Pode acontecer, entretanto, que durante a formalização de dois contratos escritos decorra um pequeno período de tempo sem um instrumento escrito, período esse em que se realizam as tratativas da renovação do vínculo contratual. Durante esse lapso de tempo as obrigações não deixam de ser cumpridas. A questão que enseja discussão é se esse período sem contrato escrito descaracteriza a locação empresarial. A Lei de locação vigente exige que esses prazos contratuais sejam ininterruptos, sendo, entretanto controvertível a questão. Pronunciamentos jurisprudenciais admitem a soma de prazos, a despeito do intervalo sem instrumento escrito. Segundo essas jurisprudências, a aceitação da renovação tem o objetivo de coibir eventual tentativa do locador de frustrar os direitos do locatário.

Merece destaque que a exigência de contrato escrito para a renovação é válida para todos os contratos a serem somados para compor os cinco anos, mas não existe a obrigatoriedade de todos esses contratos serem com prazo determinado, essa exigência é tida unicamente em relação ao último contrato que será renovado.

Por fim, deve ser atendido o requisito material, onde o empresário tem que explorar a mesma atividade pelo período mínimo de três anos. Assim assevera Fábio Ulhôa (2011, vl. 1, p. 123):

Este requisito de caracterização da locação empresarial está relacionado com o sobrevalor agregado ao imóvel, em razão da exploração de uma atividade econômica no local, de sorte a transformá-lo em referência para os consumidores. Ora, esse sobrevalor só existe após uma certa permanência da atividade no ponto, que foi estimada pelo legislador em 3 anos. De acordo com a regra estabelecida, sem a exploração de uma mesma atividade no prédio locado, pelo prazo em questão, o empresário locatário não cria, com o seu estabelecimento, nenhuma referência aos consumidores digna de tutela jurídica. O seu fundo de empresa não merece proteção do direito porque não transcorreu um tempo considerado mínimo, pela lei, para a consolidação de uma clientela.

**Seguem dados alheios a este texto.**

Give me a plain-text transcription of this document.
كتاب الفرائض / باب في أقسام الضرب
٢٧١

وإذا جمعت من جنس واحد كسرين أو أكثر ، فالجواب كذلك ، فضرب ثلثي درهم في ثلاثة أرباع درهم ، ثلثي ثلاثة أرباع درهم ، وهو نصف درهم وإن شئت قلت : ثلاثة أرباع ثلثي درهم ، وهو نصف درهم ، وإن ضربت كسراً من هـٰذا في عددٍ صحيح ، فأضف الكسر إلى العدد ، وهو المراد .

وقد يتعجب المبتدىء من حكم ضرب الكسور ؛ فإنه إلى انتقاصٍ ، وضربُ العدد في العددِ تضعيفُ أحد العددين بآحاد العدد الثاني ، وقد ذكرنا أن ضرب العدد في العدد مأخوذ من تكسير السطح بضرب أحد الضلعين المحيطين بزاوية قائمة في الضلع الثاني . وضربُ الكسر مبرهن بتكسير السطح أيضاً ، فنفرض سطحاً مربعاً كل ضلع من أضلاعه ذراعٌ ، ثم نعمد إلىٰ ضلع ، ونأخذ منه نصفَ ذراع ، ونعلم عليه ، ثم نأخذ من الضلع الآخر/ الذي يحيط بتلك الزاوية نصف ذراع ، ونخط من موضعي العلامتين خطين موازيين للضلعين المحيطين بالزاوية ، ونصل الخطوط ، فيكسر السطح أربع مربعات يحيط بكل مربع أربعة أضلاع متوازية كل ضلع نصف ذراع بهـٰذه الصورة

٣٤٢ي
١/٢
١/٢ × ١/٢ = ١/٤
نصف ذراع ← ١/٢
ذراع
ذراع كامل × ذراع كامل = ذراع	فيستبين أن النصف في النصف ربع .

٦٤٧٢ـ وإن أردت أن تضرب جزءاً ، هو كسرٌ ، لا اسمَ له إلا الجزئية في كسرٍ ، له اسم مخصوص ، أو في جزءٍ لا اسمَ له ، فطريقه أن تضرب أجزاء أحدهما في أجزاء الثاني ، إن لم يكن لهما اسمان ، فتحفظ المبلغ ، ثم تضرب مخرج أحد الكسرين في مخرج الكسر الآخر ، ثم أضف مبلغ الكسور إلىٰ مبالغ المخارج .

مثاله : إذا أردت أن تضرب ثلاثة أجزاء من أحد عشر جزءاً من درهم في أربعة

Esse requisito material deve ser atendido à data do ajuizamento da ação renovatória.

Segundo jurisprudência do STJ abaixo transcrita, ao sublocador não é dado o direito à Ação Renovatória:

 “LOCAÇÃO. DISTRIBUIDORA DE DERIVADOS DE PETRÓLEO. SUBLOCAÇÃO TOTAL AO REVENDEDOR VAREJISTA. ILEGITIMIDADE PARA PROPOR AÇÃO RENOVATÓRIA. LEI 8.245/91. CARÁTER EMINENTEMENTE PROCESSUAL. APLICAÇÃO IMEDIATA. AGRAVO REGIMENTAL DESPROVIDO.

1. A distribuidora de petróleo, legalmente impedida de comercializar diretamente seus produtos, que subloca totalmente o imóvel ao revendedor varejista, não possui legitimidade para propor ação renovatória da locação. Precedentes.

2. A Lei 8.245/91 possui caráter eminentemente processual, tendo, portanto, aplicação imediata. O art. 76 da referida norma excluiu de sua égide apenas os processos que já estavam em curso quando da sua entrada em vigor.

3. Agravo Regimental desprovido.”(STJ - Processo: AgRg no Ag 1132115 PR 2008/0282989-5, Julgamento: 05/10/2010, Órgão Julgador: T5 - QUINTA TURMA, Publicação: DJe 03/11/2010,  acesso em 02.11.12, disponível em: http://www.jusbrasil.com.br/jurisprudencia/17389938/agravo-regimental-no-agravo-de-instrumento-agrg-no-ag-1132115-pr-2008-0282989-5-stj/inteiro-teor)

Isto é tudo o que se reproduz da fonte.